The short answer is “yes.” Some schools always ask for it and expect it (Cornell and Washington University in St. Louis). Every year, colleges tell me that they want to see that kids are engaged. Studies have shown that children who take part in after-school programs can enjoy the benefit of an academic boost. In fact, such studies showed that students who took part in regular after-school programs performed better academically than their peers who did not attend after-school activities.
Time management is key Students who take part in extracurricular activities are taught how to effectively manage their time. This is an excellent way to teach time management and help students learn how to keep their priorities in line which helps tremendously in college.
Giving back to the community Students who give back to their communities learn the importance of lending a helping hand and it also provides them with a way to network with other people in the community, which can be of the utmost help after graduation for college admission and securing employment.
So, how do they create one? First, you can help your child keep track of everything they have accomplished and been involved in since the beginning of high school. Making a list will suffice until they have to format it more formally.

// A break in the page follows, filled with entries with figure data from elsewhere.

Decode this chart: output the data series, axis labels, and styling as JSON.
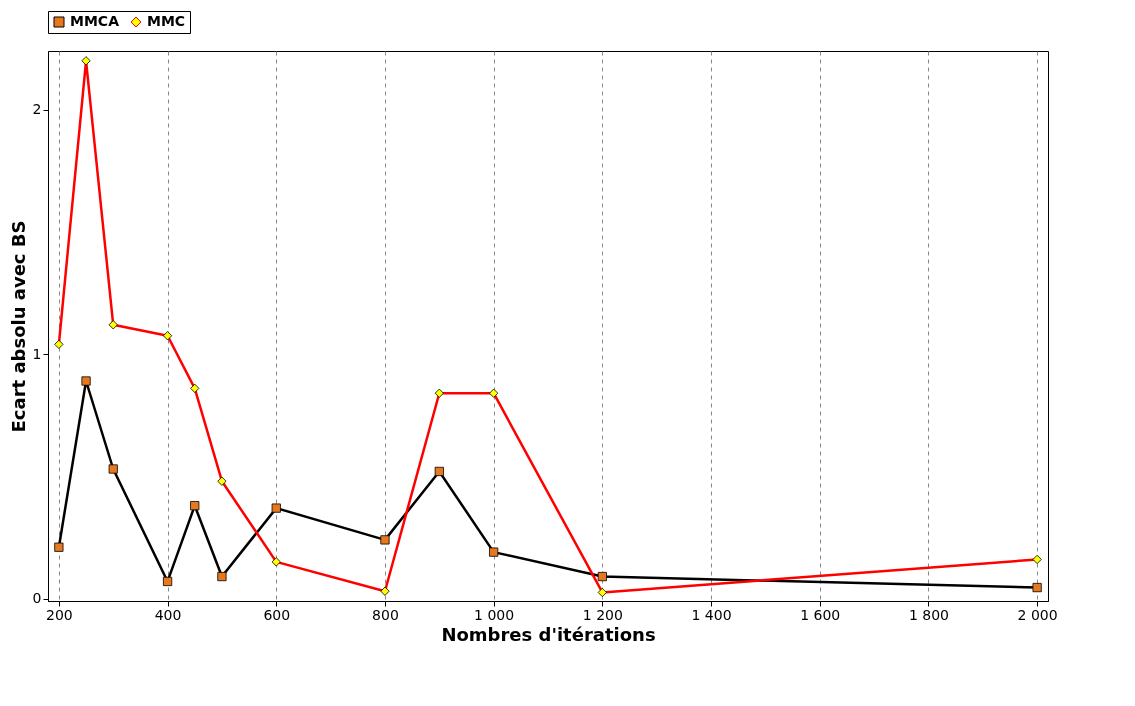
{
  "chart_data": {
    "type": "line",
    "xlabel": "Nombres d'itérations",
    "ylabel": "Ecart absolu avec BS",
    "x": [
      200,
      250,
      300,
      400,
      450,
      500,
      600,
      800,
      900,
      1000,
      1200,
      2000
    ],
    "series": [
      {
        "name": "MMCA",
        "color": "#000000",
        "marker": "square",
        "values": [
          0.21,
          0.89,
          0.53,
          0.07,
          0.38,
          0.09,
          0.37,
          0.24,
          0.52,
          0.19,
          0.09,
          0.045
        ]
      },
      {
        "name": "MMC",
        "color": "#ff0000",
        "marker": "diamond",
        "values": [
          1.04,
          2.2,
          1.12,
          1.075,
          0.86,
          0.48,
          0.15,
          0.03,
          0.84,
          0.84,
          0.025,
          0.16
        ]
      }
    ],
    "xlim": [
      180,
      2020
    ],
    "ylim": [
      -0.01,
      2.24
    ],
    "xticks": [
      200,
      400,
      600,
      800,
      {
        "value": 1000,
        "label": "1 000"
      },
      {
        "value": 1200,
        "label": "1 200"
      },
      {
        "value": 1400,
        "label": "1 400"
      },
      {
        "value": 1600,
        "label": "1 600"
      },
      {
        "value": 1800,
        "label": "1 800"
      },
      {
        "value": 2000,
        "label": "2 000"
      }
    ],
    "yticks": [
      0,
      1,
      2
    ],
    "grid": "x",
    "legend": "top"
  }
}
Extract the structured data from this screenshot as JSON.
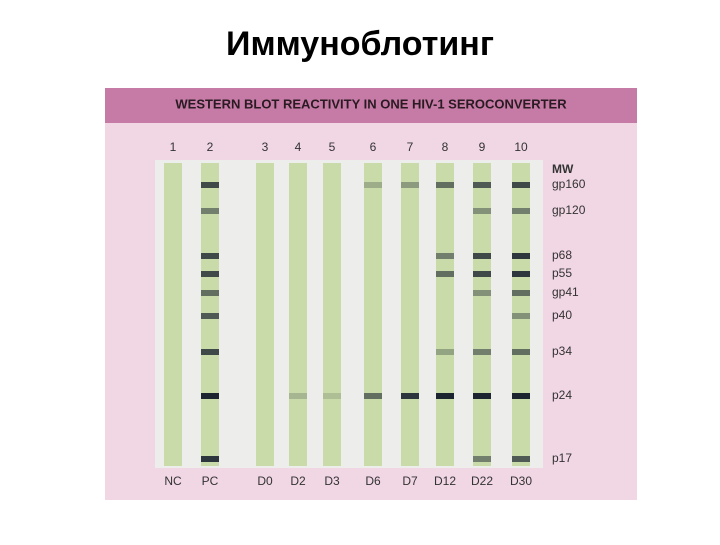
{
  "title": "Иммуноблотинг",
  "figure": {
    "heading": "WESTERN BLOT REACTIVITY IN ONE HIV-1 SEROCONVERTER",
    "lane_numbers": [
      "1",
      "2",
      "3",
      "4",
      "5",
      "6",
      "7",
      "8",
      "9",
      "10"
    ],
    "lane_labels": [
      "NC",
      "PC",
      "D0",
      "D2",
      "D3",
      "D6",
      "D7",
      "D12",
      "D22",
      "D30"
    ],
    "mw_labels": [
      "MW",
      "gp160",
      "gp120",
      "p68",
      "p55",
      "gp41",
      "p40",
      "p34",
      "p24",
      "p17"
    ]
  }
}
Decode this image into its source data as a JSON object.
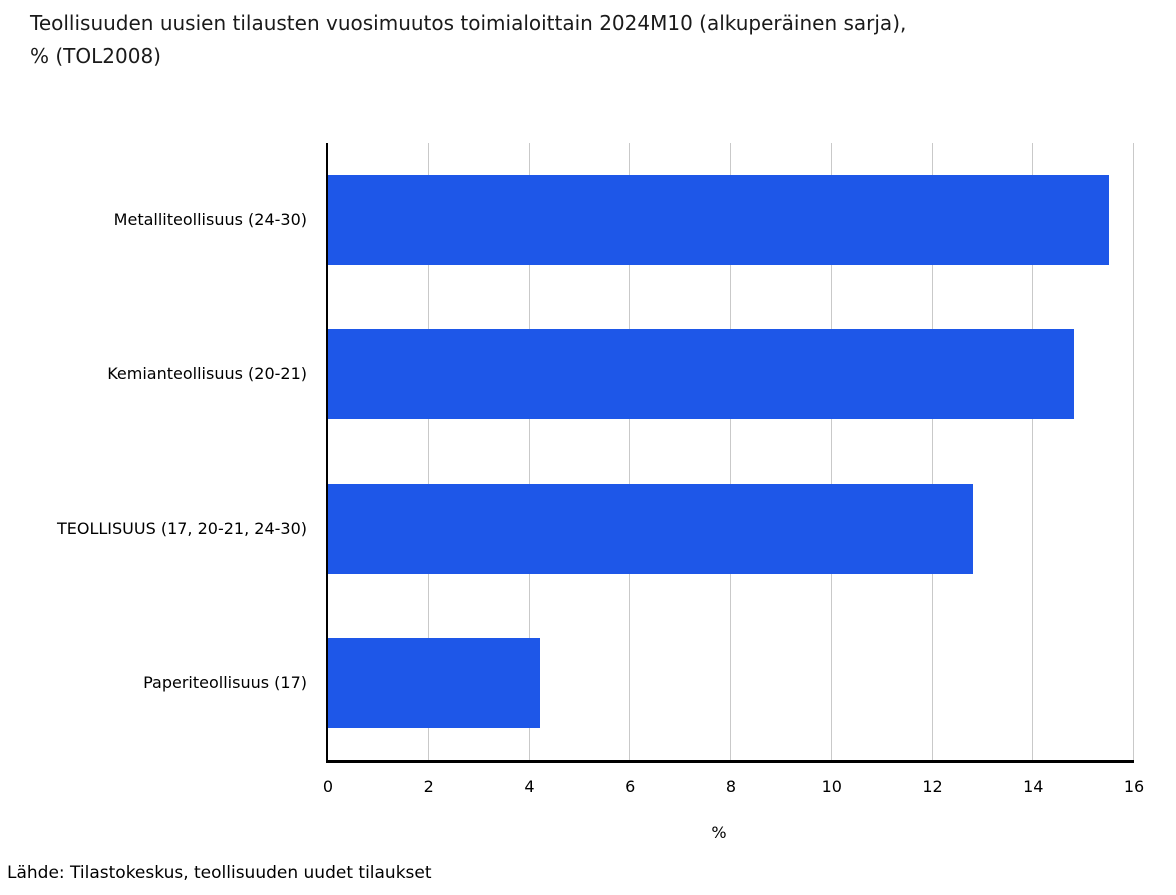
{
  "title_lines": [
    "Teollisuuden uusien tilausten vuosimuutos toimialoittain 2024M10 (alkuperäinen sarja),",
    "% (TOL2008)"
  ],
  "source": "Lähde: Tilastokeskus, teollisuuden uudet tilaukset",
  "chart_data": {
    "type": "bar",
    "orientation": "horizontal",
    "title": "Teollisuuden uusien tilausten vuosimuutos toimialoittain 2024M10 (alkuperäinen sarja), % (TOL2008)",
    "categories": [
      "Metalliteollisuus (24-30)",
      "Kemianteollisuus (20-21)",
      "TEOLLISUUS (17, 20-21, 24-30)",
      "Paperiteollisuus (17)"
    ],
    "values": [
      15.5,
      14.8,
      12.8,
      4.2
    ],
    "xlabel": "%",
    "xlim": [
      0,
      16
    ],
    "xticks": [
      0,
      2,
      4,
      6,
      8,
      10,
      12,
      14,
      16
    ],
    "grid": true,
    "legend": false,
    "bar_color": "#1e57e8",
    "gridline_color": "#c9c9c9",
    "axis_color": "#000000"
  }
}
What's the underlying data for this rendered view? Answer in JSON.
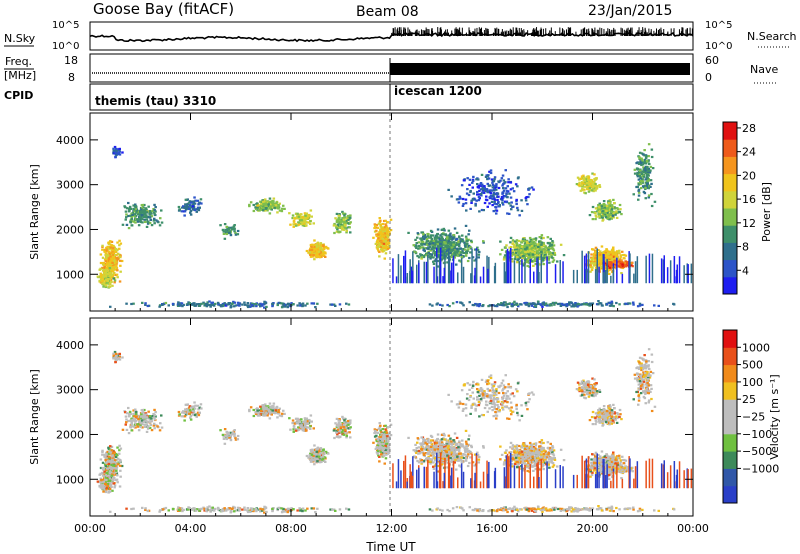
{
  "header": {
    "station": "Goose Bay (fitACF)",
    "beam": "Beam 08",
    "date": "23/Jan/2015"
  },
  "nsky_panel": {
    "left_label": "N.Sky",
    "right_label": "N.Search",
    "left_ticks": [
      "10^5",
      "10^0"
    ],
    "right_ticks": [
      "10^5",
      "10^0"
    ]
  },
  "freq_panel": {
    "left_label_1": "Freq.",
    "left_label_2": "[MHz]",
    "right_label": "Nave",
    "left_ticks": [
      "18",
      "8"
    ],
    "right_ticks": [
      "60",
      "0"
    ]
  },
  "cpid": {
    "label": "CPID",
    "segments": [
      {
        "name": "themis (tau) 3310",
        "start_hour": 0
      },
      {
        "name": "icescan 1200",
        "start_hour": 12
      }
    ]
  },
  "chart_data": [
    {
      "type": "heatmap",
      "quantity": "power",
      "ylabel": "Slant Range [km]",
      "xlabel": "Time UT",
      "x_range_hours": [
        0,
        24
      ],
      "ylim": [
        180,
        4600
      ],
      "y_ticks": [
        1000,
        2000,
        3000,
        4000
      ],
      "x_ticks": [
        "00:00",
        "04:00",
        "08:00",
        "12:00",
        "16:00",
        "20:00",
        "00:00"
      ],
      "colorbar": {
        "label": "Power [dB]",
        "ticks": [
          "4",
          "8",
          "12",
          "16",
          "20",
          "24",
          "28"
        ],
        "colors": [
          "#1e1ef0",
          "#2c54c8",
          "#2f6f8c",
          "#3e8f6a",
          "#7fbf4d",
          "#d0d43a",
          "#f0c41c",
          "#f5951e",
          "#ee5a1a",
          "#e01010"
        ]
      }
    },
    {
      "type": "heatmap",
      "quantity": "velocity",
      "ylabel": "Slant Range [km]",
      "xlabel": "Time UT",
      "x_range_hours": [
        0,
        24
      ],
      "ylim": [
        180,
        4600
      ],
      "y_ticks": [
        1000,
        2000,
        3000,
        4000
      ],
      "x_ticks": [
        "00:00",
        "04:00",
        "08:00",
        "12:00",
        "16:00",
        "20:00",
        "00:00"
      ],
      "colorbar": {
        "label": "Velocity [m s⁻¹]",
        "ticks": [
          "1000",
          "500",
          "100",
          "25",
          "−25",
          "−100",
          "−500",
          "−1000"
        ],
        "colors": [
          "#2a3fc8",
          "#3057a8",
          "#3d8a5a",
          "#6fc040",
          "#bdbdbd",
          "#bdbdbd",
          "#f0c020",
          "#f08a1a",
          "#e8501a",
          "#e01010"
        ]
      }
    }
  ]
}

How is creating a resume different from filling out the Activities Section on the Common Application? Basically, the information is the same, but it is formatted differently and can be found in another part of the application. Duplicating information is not ideal; you should provide the exact information the college is requesting. If your child “overdelivers” in providing information, this may have a positive impact on the college representative evaluating the resume and application.
What are they expecting? Colleges are expecting honesty and accurate accounting of time spent. Making up activities is not acceptable. The activities may be verified by the student’s school counselor.
Do you have a template? Yes, we do have a template! See our resources page for more information.
Here are a few other helpful tips to use in the creation of a resume:
Use active verbs to describe roles and positions (i.e. Volunteered, participated, performed, assisted).
List the most important activities first.
Do not use acronyms; spell out the names of the actual organizations.
Bring the resume with you to interviews with admissions counselors and alumni interviewers, and provide it to them at the very beginning of the interview.